The first evening, the first book. The cracking steps of a dusty campus building, weighed down by the stifling Sun. One voice reciting, in smoothly flowing Tamil, and echoing in English, the story of a crooked sage who dreamed of writing of a war that ended everything. The other silent, listening raptly.

The next, on a rainy morning, the second book. The iron-wrought balcony, and two black coffee mugs, steam spiralling into the nothingness. Through the muting sound of rain on everything, the first voice speaking of the dejected princess, her longing for revenge, and the beginning of the end. The second, listening, enthralled.

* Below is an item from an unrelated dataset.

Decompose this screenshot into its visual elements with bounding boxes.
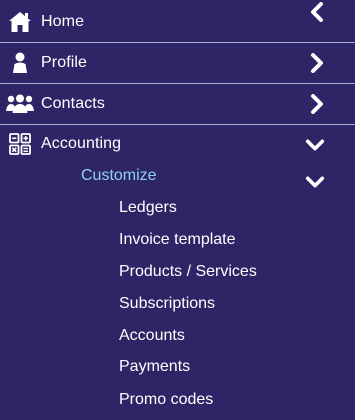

Then, the third book, as they sat beneath the sprawling banyan, as the mela existed in constant motion of color around them. In between bites of chaat and sips of buttermilk, the first voice, describing the tale of an unfortunate brethren, turned against each other by the deeds of their fathers. The second, listening.

The fourth book, on a summer afternoon. The sunlit grassy courtyard of a stark white colonial building, remnant of a chained and enslaved history, under the free open cloudless sky. A platter of mangoes between them. The first voice reading out some familiar age-old love story that was destined to end in sombre seperation. The other listening to the first, looking, but not seeing, the sky above, feeling a strange pleasant unease.

The saga does not end there, but the distance does.